I just bought a copy of the 25th Anniversary edition of Super Mario All Stars for the Wii, and the nice, classy-looking embossed matte exterior box really belies the laziest anniversary game I have ever seen. I mean, this is beyond lazy. This is garbage.

First off, the games are not ports, nor are they really retro editions. It's an emulation of an SNES ROM, the already remade original Super Mario All-Stars (without Super Mario World). And man, is this bush league. They put so little thought into this Wii edition that they didn't even bother to change the pictures for the on-screen directions from an SNES controller. And maybe it's just me, but the controls just feel much more slippery than the originals, like Mario's constantly running on ice.

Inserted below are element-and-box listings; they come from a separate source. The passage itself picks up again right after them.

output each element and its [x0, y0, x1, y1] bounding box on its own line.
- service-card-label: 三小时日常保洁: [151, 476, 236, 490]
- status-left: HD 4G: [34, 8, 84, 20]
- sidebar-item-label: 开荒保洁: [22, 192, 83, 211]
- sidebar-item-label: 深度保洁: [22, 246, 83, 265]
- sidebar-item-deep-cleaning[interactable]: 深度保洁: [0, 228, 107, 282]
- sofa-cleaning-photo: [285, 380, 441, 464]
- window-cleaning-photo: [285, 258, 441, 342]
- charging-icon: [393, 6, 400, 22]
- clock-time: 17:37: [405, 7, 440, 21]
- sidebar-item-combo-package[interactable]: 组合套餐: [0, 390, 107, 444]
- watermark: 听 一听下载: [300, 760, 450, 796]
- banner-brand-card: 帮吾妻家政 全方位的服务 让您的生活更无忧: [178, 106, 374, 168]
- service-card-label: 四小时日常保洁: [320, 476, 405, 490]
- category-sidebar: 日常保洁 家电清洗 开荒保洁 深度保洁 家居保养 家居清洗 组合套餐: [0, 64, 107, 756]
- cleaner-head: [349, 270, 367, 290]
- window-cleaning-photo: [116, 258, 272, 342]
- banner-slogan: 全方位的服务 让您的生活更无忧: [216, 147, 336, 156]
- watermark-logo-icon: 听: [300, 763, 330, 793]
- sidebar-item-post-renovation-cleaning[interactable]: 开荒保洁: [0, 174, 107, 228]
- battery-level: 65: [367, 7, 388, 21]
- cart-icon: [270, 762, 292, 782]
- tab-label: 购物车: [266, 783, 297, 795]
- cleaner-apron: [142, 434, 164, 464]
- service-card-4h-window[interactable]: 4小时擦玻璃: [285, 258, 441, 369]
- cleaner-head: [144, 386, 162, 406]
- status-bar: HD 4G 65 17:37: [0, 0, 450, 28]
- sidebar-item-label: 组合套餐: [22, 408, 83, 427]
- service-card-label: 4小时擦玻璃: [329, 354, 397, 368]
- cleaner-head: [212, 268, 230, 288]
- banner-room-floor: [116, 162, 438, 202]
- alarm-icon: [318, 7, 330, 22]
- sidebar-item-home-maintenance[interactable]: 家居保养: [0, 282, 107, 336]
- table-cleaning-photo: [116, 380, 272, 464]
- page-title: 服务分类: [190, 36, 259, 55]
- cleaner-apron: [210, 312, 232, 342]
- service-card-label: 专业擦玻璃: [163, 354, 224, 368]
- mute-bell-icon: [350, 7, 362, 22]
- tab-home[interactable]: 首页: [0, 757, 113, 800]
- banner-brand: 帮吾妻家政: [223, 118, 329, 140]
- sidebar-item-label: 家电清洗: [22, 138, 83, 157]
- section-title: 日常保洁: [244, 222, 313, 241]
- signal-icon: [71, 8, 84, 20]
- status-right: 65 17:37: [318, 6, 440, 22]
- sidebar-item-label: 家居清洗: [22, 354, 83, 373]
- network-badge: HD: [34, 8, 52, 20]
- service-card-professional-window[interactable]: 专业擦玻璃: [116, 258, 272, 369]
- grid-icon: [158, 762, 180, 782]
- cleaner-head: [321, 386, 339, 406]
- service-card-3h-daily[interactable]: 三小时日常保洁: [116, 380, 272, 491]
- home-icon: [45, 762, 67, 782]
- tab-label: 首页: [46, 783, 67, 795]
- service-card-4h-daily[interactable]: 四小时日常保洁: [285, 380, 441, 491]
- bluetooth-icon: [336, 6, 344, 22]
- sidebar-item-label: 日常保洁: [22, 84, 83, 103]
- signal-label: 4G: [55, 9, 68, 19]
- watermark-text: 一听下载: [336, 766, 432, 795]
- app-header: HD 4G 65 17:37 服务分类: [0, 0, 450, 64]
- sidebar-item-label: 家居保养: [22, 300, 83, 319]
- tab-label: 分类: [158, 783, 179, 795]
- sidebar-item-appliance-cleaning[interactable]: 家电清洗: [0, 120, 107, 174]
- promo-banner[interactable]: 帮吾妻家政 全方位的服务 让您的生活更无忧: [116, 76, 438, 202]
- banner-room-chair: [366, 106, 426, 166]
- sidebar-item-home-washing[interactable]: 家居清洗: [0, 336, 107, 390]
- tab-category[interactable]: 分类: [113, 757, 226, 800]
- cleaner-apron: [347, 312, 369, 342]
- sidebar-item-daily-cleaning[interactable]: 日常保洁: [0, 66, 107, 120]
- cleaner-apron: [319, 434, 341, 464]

But whatever, I didn't really buy this because I am burning to play Super Mario 2 for hours again. Plus, you can buy all the games on Virtual Console anyway. It's sort of just a nostalgia thing, right? Thankfully, there's an extra disc case with a "Super Mario History" art book and a music CD. And I kid you not: they were even LAZIER with the extras than they were with the actual game. I didn't think it was even possible.

Open up the art book and you are treated to three tiny screenshots of each Mario game with one-sentence snippets of insight from Shigeru Miyamoto, Koji Kondo, and Takashi Tezuka for each. These earth-shattering insights include: "[Super Mario Galaxy] was released in South Korea as 'Super Mario Wii,'" and "When the player hops onto Yoshi, a cheery bit of percussion is added to the track."

Pop the audio CD in and things don't get any better. Half the damn CD is sound effects - the half-second coin noise is its own track! I would honestly have been less disappointed if Nintendo had just ripped some shit off of Overclocked Remix.

And finally, thanks, Nintendo, for requiring me to run a system firmware update to play a game from 1993.

2 comments:

dg said...

maybe this will make you feel better.

http://www.youtube.com/results?search_query=the+advantage&aq=f

you can, and should, listen to all of these... most importantly the Moon level from ducktales.

Eugene said...

Oh man, that is awesome! Totally something I would do if I had the chops.

BTW, the Moon Theme from Ducktales is quite possibly the best song on the NES...ever.